Secondly, as these elections were the first (out of three elections, before the system was scrapped) for a directly elected prime minister, the issue of a candidate’s character became highly relevant. The secular, very American, thrice-married Netanyahu, who had also publically confessed on prime-time television to cheating on his most recent wife, hardly matched the haredi public’s own moral code.
But thanks to a racist election campaign – “Bibi is good for the Jews” – funded by Australian mining magnate and Chabad rabbi Joseph Gutnick, and energetically backed by the Lubavitch movement, Netanyahu won over enough of the haredi vote to beat Peres by a margin of 29,457 votes, less than one percent of the total number of votes cast, and became prime minister, despite the Likud winning fewer seats than Labor.
EVER SINCE, Netanyahu has closely allied himself to the reactionary haredi world, even though their welfaredependent way of life runs totally against his deeply held free-market beliefs. Netanyahu knows there is no logic in the state investing billions of shekels in the independent Shas and United Torah Judaism school systems, where pupils receive no secular education, and are left unfit to join the modern workforce and thus condemned to a life of government-subsidized poverty.
As the brother of a fallen military hero, and a former IDF officer himself, the prime minister also knows there is no moral justification for the government-sanctioned draft evasion of young haredi men while the rest of the country’s Jewish teenagers face compulsory enlistment.
And as a seasoned politician who devours opinion polls with the same relish that other men read the sports pages, Netanyahu further knows that last month’s elections were a clear vote in favor of ending the haredi stranglehold on Israeli life.

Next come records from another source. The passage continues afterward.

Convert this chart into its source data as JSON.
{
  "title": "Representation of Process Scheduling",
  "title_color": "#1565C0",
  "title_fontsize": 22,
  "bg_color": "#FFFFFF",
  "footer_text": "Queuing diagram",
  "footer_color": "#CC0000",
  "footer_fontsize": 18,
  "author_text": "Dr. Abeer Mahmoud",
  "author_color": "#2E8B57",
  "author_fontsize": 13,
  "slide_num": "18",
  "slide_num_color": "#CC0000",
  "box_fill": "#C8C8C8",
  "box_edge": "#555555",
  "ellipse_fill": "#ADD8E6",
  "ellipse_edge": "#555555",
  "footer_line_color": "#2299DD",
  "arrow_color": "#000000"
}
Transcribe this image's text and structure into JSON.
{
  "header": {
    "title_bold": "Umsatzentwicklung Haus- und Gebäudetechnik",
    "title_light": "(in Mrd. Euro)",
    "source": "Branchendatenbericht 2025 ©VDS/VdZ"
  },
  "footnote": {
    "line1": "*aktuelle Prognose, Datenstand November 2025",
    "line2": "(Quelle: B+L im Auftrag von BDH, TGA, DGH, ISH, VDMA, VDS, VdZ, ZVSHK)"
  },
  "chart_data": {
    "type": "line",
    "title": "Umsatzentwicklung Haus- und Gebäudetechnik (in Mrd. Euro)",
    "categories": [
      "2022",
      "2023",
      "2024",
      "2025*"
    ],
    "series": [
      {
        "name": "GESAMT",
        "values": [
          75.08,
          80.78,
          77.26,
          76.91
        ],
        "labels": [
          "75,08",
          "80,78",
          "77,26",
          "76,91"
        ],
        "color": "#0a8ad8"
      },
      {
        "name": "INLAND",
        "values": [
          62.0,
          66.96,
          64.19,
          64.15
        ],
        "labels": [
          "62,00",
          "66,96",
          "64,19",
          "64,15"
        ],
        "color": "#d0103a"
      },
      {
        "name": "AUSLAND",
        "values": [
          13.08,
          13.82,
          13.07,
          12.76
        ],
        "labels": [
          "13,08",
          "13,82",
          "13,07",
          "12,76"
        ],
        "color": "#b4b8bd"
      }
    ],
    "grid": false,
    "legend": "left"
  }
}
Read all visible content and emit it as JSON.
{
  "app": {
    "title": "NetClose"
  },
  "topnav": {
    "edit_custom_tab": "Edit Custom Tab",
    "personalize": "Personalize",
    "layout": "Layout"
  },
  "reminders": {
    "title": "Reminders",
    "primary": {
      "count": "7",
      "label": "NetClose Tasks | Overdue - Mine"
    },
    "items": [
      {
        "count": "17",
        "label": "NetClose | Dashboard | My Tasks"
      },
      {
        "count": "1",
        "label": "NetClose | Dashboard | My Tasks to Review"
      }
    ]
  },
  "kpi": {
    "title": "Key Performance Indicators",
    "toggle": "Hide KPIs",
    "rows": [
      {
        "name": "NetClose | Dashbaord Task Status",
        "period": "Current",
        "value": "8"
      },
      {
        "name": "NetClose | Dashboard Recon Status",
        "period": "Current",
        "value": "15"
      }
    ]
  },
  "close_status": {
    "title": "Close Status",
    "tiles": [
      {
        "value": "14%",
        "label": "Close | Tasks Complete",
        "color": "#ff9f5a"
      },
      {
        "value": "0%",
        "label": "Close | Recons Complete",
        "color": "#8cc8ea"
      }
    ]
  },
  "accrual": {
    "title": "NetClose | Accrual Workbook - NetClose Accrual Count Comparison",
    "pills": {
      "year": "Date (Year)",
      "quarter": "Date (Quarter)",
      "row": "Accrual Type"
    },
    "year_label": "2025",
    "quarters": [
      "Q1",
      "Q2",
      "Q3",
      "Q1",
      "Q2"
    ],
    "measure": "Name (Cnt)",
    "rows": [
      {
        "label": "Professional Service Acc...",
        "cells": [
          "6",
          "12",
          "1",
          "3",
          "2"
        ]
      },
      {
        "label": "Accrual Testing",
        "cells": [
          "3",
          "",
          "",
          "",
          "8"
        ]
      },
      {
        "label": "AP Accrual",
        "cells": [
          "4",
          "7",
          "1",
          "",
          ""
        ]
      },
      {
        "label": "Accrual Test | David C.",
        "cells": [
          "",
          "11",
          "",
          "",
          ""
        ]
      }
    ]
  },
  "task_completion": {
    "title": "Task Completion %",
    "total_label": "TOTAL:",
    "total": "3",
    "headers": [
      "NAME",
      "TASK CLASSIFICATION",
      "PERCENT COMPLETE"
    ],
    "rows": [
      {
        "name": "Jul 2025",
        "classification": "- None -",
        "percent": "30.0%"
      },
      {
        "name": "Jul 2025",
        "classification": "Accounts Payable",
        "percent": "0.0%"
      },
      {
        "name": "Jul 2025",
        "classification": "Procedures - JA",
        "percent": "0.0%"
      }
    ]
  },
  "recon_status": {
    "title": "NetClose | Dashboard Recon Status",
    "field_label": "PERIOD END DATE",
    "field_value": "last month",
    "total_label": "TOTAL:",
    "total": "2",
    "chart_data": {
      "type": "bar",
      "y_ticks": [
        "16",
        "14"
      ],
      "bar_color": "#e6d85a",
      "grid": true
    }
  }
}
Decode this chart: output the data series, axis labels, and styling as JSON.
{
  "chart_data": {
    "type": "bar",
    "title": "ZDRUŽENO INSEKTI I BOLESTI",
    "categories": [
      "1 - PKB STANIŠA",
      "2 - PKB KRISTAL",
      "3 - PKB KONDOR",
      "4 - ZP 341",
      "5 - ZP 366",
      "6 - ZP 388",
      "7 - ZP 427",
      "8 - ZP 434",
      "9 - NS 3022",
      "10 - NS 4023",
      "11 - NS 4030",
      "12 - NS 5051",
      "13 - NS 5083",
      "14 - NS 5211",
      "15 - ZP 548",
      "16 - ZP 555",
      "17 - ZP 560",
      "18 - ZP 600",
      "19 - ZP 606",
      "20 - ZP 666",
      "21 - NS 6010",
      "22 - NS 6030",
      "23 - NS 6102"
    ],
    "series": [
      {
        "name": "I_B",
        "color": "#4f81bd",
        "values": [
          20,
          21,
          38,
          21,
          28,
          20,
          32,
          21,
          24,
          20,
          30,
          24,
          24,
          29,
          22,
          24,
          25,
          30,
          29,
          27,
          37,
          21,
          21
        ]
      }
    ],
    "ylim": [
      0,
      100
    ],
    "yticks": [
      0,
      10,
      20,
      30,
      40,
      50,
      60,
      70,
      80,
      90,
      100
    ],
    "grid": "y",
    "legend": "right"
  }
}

The astonishing success of Yair Lapid’s Yesh Atid party on the one hand, and the re-emergence of the religious-Zionist camp under Naftali Bennett’s leadership of Bayit Yehudi, reflect a desire to see the country’s economic, defense and civic burdens be shared equally, among all sectors of the population.
IF NETANYAHU was a true leader, he would stop his foot-dragging over the current coalition negotiations and work flat-out to create the obvious coalition the election results have created: a government headed by Likud Beytenu, with Yesh Atid and Bayit Yehudi as the main partners, with Tzipi Livni’s and Shaul Mofaz’s parties adding extra ballast.
Such a coalition would provide him both with a comfortable majority and enable his government to tackle some of the country’s most pressing internal issues, such as military service for all and weaning the haredim off government handouts. And if, contrary to all expectations, any progress is made in negotiations with the Palestinians, which would cause Bayit Yehudi to drop out, then Netanyahu could confidently rely on backing from Labor and Meretz to ensure the negotiations’ continuance.
But no, our thrice-elected prime minister lacks the political courage to cast off his one-time allies who once brought him to power but who today prevent him from making the necessary reforms Israeli society both wants and needs. Loyalty is an admirable quality but it is time for Netanyahu to realize that his debt to the country’s future is far greater than any debt he might owe the haredim.
The writer is a former editor-in-chief of The Jerusalem Post.